•  
  •  
  •  
  •  
  •  
  •  
  •  
  •  
  •  
  •  
  •  
  •  
  •  
  •  
  •  
  •  
  •  
  •  
  •  
  •  
  •  
  •  
  •  
  •  

COVID-19 : les hôpitaux du Bas-Saint-Laurent se préparent au pire

La façade de l'Hôpital régional de Rimouski.

L'unité de soins intensifs pour la COVID-19 à l'hôpital de Rimouski sera rouverte.

Photo : Radio-Canada / Simon Turcotte

Une hausse des hospitalisations en lien avec la COVID-19 dans la région en plus d’une situation critique dans les régions voisines forcent le Centre intégré de santé et de services sociaux (CISSS) du Bas-Saint-Laurent à augmenter sa capacité hospitalière consacrée aux malades du coronavirus.

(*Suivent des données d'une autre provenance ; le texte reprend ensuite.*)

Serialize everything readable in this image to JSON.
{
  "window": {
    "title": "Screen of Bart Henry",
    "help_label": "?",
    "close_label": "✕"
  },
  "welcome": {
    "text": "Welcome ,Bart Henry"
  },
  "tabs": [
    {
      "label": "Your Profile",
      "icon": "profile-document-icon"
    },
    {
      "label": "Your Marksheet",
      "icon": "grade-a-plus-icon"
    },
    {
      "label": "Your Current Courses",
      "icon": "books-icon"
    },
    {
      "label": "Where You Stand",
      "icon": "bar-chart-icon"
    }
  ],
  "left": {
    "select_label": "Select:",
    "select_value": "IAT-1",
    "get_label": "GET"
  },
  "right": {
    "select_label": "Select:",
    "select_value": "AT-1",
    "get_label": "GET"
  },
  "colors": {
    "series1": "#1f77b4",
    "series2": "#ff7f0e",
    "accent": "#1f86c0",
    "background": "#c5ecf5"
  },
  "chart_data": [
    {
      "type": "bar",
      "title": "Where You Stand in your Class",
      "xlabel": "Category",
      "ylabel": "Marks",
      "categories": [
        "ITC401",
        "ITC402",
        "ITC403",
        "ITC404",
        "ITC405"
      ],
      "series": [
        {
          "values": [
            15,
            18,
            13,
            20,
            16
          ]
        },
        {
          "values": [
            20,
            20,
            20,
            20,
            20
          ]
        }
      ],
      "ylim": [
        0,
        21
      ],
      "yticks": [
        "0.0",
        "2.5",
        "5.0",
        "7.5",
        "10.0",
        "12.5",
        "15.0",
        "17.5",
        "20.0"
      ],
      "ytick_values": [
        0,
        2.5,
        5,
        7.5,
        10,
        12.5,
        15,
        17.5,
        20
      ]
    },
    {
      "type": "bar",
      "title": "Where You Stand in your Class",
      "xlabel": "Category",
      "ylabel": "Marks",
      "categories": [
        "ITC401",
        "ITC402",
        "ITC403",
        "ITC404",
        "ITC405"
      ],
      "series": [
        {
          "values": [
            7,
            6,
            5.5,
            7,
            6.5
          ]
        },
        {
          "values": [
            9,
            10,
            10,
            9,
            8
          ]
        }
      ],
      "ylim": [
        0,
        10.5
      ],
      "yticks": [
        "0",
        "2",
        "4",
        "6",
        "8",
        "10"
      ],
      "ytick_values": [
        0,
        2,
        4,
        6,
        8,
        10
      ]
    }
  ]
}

En conférence de presse jeudi matin, le président-directeur général adjoint du CISSS du Bas-Saint-Laurent, le Dr Jean-Christophe Carvalho, a confirmé qu'un important délestage sera organisé dans les hôpitaux de la région.

On passera à entre 30 % et 50 % de maintien d’activité, de ce qu’on fait habituellement, pour libérer des infirmières, a indiqué le Dr Carvalho.

À la lumière de ce qui se passe chez nos voisins, on nous a demandé d’être capables d’assurer l’hospitalisation de nos propres cas, a-t-il expliqué.

Le Dr Carvalho a tout de même assuré que les listes d’attente pour des opérations dans la région ont quand même diminué depuis la reprise de certaines activités opératoires.

Il est quand même fort probable que cette situation se re-détériore au cours des prochaines semaines, a-t-il soutenu.

À terme, le CISSS souhaite libérer 28 lits dans les unités COVID-19 de la région et 8 lits aux soins intensifs.

Le CISSS a confirmé que 13 hospitalisations de Bas-Laurentiens sont en cours. De ce nombre, neuf personnes sont traitées dans des hôpitaux des régions de Chaudière-Appalaches et de Québec.

Or, ces deux régions, particulièrement la Capitale-Nationale, sont aux prises avec d’importantes hausses de cas de COVID-19.

La balance des hospitalisations est traitée à l’unité de COVID-19 de l’Hôpital régional de Rimouski. Par ailleurs, l'unité de soins intensifs pour la COVID-19 à cet hôpital sera rouverte dans les prochaines 24 heures.

Quant au profil des personnes hospitalisées, le Dr Carvalho a indiqué que plusieurs personnes sont âgées de plus de 65 ans, mais que des usagers ont de 40 à 60 ans.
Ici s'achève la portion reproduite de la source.